Roles of stem cells in the eye

October 2, 2013

Adult stem cells are specialized cells for particular tissues that persist throughout life, whereas embryonic stem cells give rise to any cellular type in the body and are present only in the early embryonic stage.

 

Chicago-Adult stem cells are specialized cells for particular tissues that persist throughout life, whereas embryonic stem cells give rise to any cellular type in the body and are present only in the early embryonic stage.

A stem cell is one that can self-renew and differentiate.

“The best model of this is asymmetric division in which a stem cell divides asymmetrically and gives rise to a stem cell and a more differentiated cell,” said Ali R. Djalilian, MD, from the University of Illinois Eye and Ear Infirmary, Chicago.
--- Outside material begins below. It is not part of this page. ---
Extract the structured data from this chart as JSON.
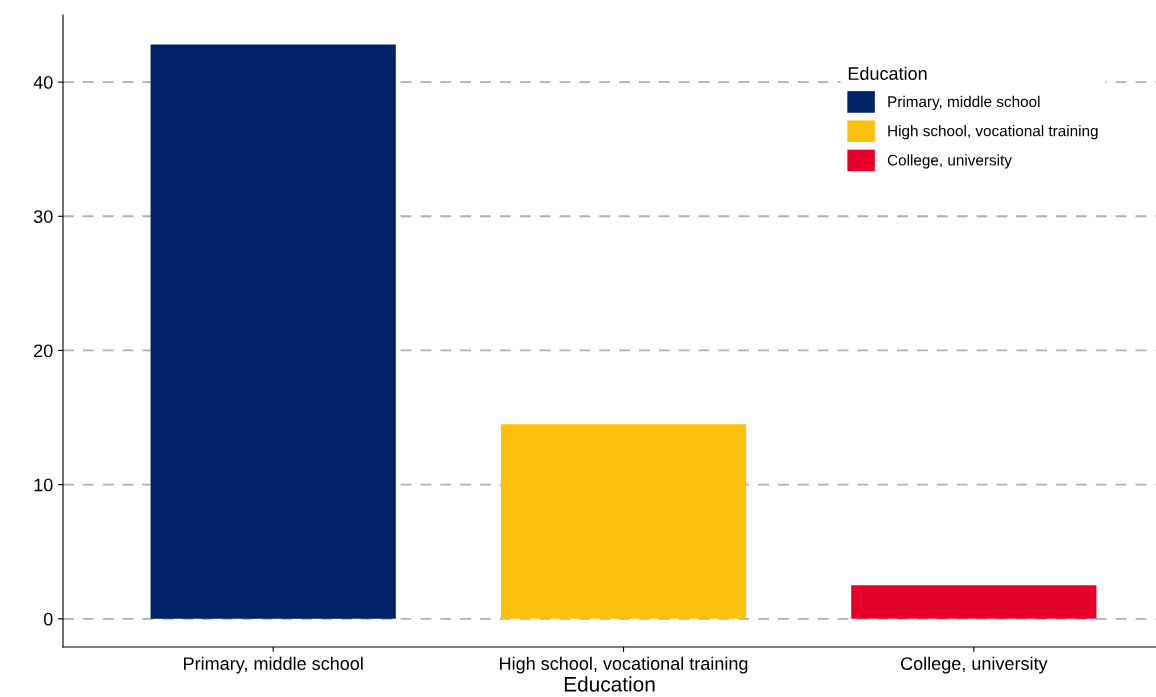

Beside embryonic and adult stem cells, the induced pluripotent stem cells are adult cells that are forced in the laboratory to become embryonic-like stem cells.

In adult tissue, stem cells are important for maintaining tissues with regular turnover and regenerating tissues after injury.
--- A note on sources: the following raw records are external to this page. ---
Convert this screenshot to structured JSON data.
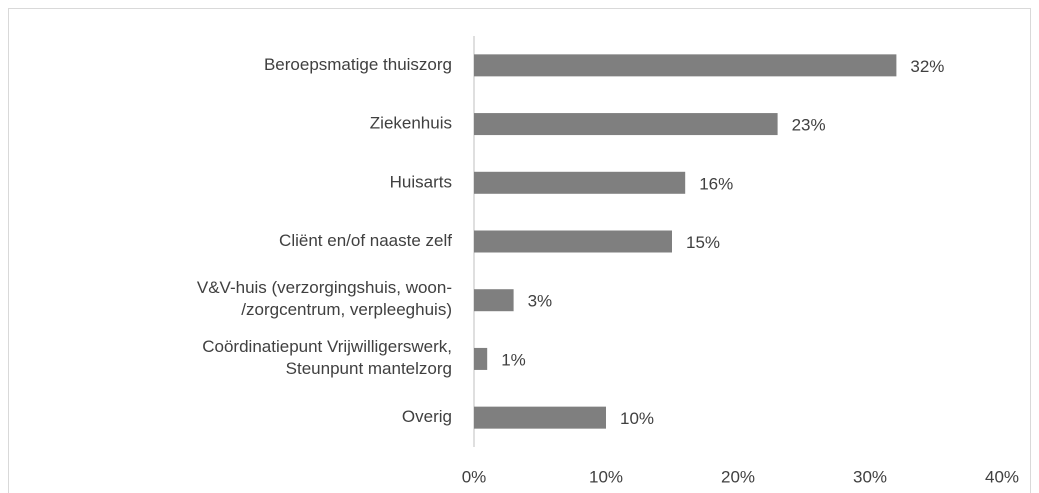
{
  "chart_data": {
    "type": "bar",
    "orientation": "horizontal",
    "categories": [
      "Beroepsmatige thuiszorg",
      "Ziekenhuis",
      "Huisarts",
      "Cliënt en/of naaste zelf",
      "V&V-huis (verzorgingshuis, woon-\n/zorgcentrum, verpleeghuis)",
      "Coördinatiepunt Vrijwilligerswerk,\nSteunpunt mantelzorg",
      "Overig"
    ],
    "values": [
      32,
      23,
      16,
      15,
      3,
      1,
      10
    ],
    "value_labels": [
      "32%",
      "23%",
      "16%",
      "15%",
      "3%",
      "1%",
      "10%"
    ],
    "color": "#7f7f7f",
    "xlim": [
      0,
      40
    ],
    "xticks": [
      {
        "value": 0,
        "label": "0%"
      },
      {
        "value": 10,
        "label": "10%"
      },
      {
        "value": 20,
        "label": "20%"
      },
      {
        "value": 30,
        "label": "30%"
      },
      {
        "value": 40,
        "label": "40%"
      }
    ],
    "grid": false
  }
}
“The corneal epithelium would require a reservoir of stem cells because it undergoes regular turnover,” Dr. Djalilian said. “The corneal epithelium and stromal keratocytes sustain injuries and undergo regeneration and this may also apply to the corneal endothelium.”

The corneal epithelial stem cells maintain the corneal epithelium, he said.

Evidence for the location of the stem cells in the limbus is substantial.

In 1971, Davenger and Evanson reported that the epithelium grows from the limbus toward the central cornea. In 1986, Lavker and Sun found the limbal basal epithelium is least differentiated and has slow-cycling cells.

In culture, the epithelium from the limbus has much higher proliferative potential, and when limbal cells are damaged or compromised, keratoplasty fails.

In the limbus, the limbal palisades (invaginations of the epithelium into the stroma) are the anatomic landmarks that correspond to the stem cells.

Stem cells have also been identified in the limbal corneal stromal close to the epithelium.

“They display characteristics of mesenchymal stem cells,” Dr. Djalilian said. “In culture, the stem cells give rise to cartilage and neuronal type cells; their role in maintaining and regenerating the stroma is unknown, but they seem to support the limbal stem cells.”

It is unknown if the endothelial stem cells are true stem cells or progenitor cells, as there seems to be an ability to activate these cells to proliferate, he said.

“The limbal zone is an important area for the corneal stem cells that contributes to the maintenance of these cells,” Dr. Djalilian said.

The importance of the limbal niche-the microenvironment that helps support the stem cells and includes the extracellular matrix and the supporting cells (keratocytes/mesenchymal cells, nerves, vasculature, and immune cells)-is essential to the niche functioning, and the tear film, he said.

Another important point, Dr. Djalilian said, is that stem cells can change fate under the right conditions.

“After a limbal transplant, recipient cells can partially replace the donor cells,” he said. “This suggests that restoration of the limbal niche can promote repopulation by host (stem) cells.”

Stem cells are important in the future because they will facilitate long-term gene delivery to the ocular surface.